Deixando de lado um pouco a corrida dos megapixels, alguns fabricantes começaram a notar que existem alguns recursos mágicos para atrair o usuário doméstico. Tudo começou com o Face Detection, que tem como função encontrar a face das pessoas nas fotos e fazer o foco nessa região. Depois tivemos o Smile Detection (sorrisos) e o Blink Detection (olhos piscando). Essas perfumarias, que não influenciam a qualidade da imagem, visam atrair o usuário comum que quer apenas apertar o botão de sua câmera e ter uma imagem para colocar em seu álbum virtual. Ele não quer se preocupar com velocidade do obturador, abertura do diafragma ou velocidade ISO (em vários casos ele nem sabe que isso existe), o que importa é a imagem. Ao procurar no mercado encontramos muitas outras funcionalidades acopladas aos equipamentos para tornar o usuário mais feliz. Em alguns casos elas se encontram em câmeras de péssima qualidade, mas alguns funcionam perfeitamente e realmente tornam a vida das pessoas mais simples.

E a tal da convergência?

Ao que parece, o futuro também pertence à convergência das mídias para aparelhos únicos. Já temos os celulares com câmeras de vários megapixels, embora nenhum ainda tenha sido suficiente para substituir a qualidade até de câmeras mais simples, mas são perfeitos para os anseios de grande parte dos usuários. Mas, até nos equipamentos fotográficos, vemos alguns indícios de que a convergência está chegando. Já existem câmeras com GPS, como citado acima, e algumas com MP3 Player e acesso Wi-Fi a rede de computadores. Mais funcionalidades podem vir a ser acopladas às câmeras e, talvez, daqui a 5 anos teremos um aparelho que traga todas essas características com qualidade e bom desempenho. Por enquanto ainda não existe isso e se você quer fotos com qualidade procure uma câmera e não um celular.

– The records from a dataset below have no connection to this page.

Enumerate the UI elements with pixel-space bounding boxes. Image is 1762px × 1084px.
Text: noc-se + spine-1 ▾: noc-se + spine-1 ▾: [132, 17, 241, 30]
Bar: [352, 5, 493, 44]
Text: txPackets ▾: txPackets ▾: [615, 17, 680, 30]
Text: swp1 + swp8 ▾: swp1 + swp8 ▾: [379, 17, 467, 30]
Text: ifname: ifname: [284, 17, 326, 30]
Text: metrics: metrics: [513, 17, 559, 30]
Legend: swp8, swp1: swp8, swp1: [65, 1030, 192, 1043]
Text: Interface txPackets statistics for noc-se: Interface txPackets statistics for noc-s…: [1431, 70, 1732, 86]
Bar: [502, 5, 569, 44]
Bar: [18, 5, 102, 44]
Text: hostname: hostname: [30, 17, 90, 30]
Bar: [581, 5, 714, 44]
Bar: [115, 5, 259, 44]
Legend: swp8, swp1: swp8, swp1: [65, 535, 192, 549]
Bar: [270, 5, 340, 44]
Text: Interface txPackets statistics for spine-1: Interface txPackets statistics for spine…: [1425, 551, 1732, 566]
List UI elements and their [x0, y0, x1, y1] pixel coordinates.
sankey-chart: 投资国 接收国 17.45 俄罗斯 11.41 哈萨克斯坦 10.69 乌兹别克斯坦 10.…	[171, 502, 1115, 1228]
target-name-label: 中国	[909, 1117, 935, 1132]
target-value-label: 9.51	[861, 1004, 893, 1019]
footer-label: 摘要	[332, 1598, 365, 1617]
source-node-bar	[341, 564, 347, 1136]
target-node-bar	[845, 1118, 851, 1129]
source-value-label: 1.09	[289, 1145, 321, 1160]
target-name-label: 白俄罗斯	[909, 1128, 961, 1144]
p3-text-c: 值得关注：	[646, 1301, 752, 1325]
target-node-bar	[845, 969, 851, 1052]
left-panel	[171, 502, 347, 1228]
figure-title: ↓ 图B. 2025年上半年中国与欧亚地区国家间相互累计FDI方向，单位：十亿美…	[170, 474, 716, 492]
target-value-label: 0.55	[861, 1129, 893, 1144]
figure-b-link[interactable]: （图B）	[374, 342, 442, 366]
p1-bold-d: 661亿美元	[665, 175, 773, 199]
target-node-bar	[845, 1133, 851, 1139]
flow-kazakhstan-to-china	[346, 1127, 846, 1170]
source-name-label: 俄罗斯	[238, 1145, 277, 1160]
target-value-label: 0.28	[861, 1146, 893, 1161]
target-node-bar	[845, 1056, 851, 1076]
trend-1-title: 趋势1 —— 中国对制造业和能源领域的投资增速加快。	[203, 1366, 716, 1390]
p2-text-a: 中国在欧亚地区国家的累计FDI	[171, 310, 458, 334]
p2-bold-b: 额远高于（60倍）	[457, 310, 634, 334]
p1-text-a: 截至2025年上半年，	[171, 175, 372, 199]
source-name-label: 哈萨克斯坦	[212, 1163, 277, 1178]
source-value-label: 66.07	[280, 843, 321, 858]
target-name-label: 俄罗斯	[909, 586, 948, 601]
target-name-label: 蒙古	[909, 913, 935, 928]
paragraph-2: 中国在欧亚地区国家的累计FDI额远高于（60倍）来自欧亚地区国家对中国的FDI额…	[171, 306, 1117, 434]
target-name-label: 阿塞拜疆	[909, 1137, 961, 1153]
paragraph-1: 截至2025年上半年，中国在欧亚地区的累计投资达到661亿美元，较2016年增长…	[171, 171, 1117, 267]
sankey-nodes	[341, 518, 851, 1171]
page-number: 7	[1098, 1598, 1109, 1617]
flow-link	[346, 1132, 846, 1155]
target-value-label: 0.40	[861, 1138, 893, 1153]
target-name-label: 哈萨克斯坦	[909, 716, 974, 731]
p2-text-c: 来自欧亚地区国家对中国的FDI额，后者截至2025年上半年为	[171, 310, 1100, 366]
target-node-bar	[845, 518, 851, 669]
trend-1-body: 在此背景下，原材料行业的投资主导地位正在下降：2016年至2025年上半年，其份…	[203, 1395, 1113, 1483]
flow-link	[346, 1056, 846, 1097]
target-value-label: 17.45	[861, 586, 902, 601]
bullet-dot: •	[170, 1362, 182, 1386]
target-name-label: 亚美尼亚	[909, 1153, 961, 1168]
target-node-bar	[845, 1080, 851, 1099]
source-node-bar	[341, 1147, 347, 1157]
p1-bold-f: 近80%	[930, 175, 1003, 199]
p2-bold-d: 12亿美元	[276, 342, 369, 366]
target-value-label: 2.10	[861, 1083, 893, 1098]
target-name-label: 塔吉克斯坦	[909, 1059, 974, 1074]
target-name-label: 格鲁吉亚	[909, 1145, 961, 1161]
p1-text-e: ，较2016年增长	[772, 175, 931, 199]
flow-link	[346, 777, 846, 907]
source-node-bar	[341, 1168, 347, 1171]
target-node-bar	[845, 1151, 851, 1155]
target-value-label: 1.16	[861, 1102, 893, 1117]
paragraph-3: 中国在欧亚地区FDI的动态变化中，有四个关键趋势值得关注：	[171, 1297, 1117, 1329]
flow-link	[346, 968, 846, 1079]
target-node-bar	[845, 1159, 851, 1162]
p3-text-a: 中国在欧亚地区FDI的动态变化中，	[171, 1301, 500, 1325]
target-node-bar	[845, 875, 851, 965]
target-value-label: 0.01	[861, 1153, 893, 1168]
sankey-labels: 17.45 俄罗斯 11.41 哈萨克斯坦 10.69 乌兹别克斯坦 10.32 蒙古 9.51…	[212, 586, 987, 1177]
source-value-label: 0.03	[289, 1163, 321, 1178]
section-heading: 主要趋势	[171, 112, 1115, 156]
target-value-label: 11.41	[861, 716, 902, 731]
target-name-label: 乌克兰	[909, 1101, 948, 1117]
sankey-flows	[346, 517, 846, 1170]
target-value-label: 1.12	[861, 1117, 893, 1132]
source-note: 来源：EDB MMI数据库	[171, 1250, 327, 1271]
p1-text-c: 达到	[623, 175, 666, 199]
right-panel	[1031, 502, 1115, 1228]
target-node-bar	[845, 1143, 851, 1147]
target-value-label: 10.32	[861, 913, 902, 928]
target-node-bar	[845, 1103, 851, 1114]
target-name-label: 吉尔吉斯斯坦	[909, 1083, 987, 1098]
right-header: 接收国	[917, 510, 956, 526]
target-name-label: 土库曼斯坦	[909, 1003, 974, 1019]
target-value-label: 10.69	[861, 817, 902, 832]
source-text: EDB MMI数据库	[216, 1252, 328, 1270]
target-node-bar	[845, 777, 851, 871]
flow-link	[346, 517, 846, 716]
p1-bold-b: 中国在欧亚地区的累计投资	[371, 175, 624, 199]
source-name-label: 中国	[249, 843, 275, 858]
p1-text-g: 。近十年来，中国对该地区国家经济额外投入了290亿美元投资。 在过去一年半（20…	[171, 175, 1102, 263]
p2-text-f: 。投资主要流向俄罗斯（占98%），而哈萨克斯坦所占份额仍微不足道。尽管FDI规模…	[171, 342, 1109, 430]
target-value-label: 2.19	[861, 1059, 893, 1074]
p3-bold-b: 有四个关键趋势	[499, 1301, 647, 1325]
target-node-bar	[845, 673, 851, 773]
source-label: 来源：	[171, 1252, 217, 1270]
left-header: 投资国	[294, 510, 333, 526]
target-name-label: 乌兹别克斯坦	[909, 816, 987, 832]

De um modo geral, o que o mercado fotográfico nos mostra é que existem duas vertentes se separando. Uma está focando no usuário exigente, mostrando equipamentos com mais qualidade e funcionalidades. Eles são mais caros que a média, mas a tendência é de queda de preços à medida que a indústria está se equiparando. Antes, apenas algumas empresas tinham o pleno conhecimento de como produzir bons equipamentos. Hoje quase todas se encontram no mesmo patamar tecnológico e a conseqüência são bons equipamentos com preços mais baixos. Quem ganha é o consumidor. A segunda vertente foca no usuário mais comum, chamado também de usuário doméstico. Ele só quer uma câmera que produza imagens para abastecer seu álbum familiar. Esse usuário é atraído pelas câmeras com dezenas de funcionalidades que visam facilitar sua vida e transformar o ato fotográfico no simples apertar de um botão.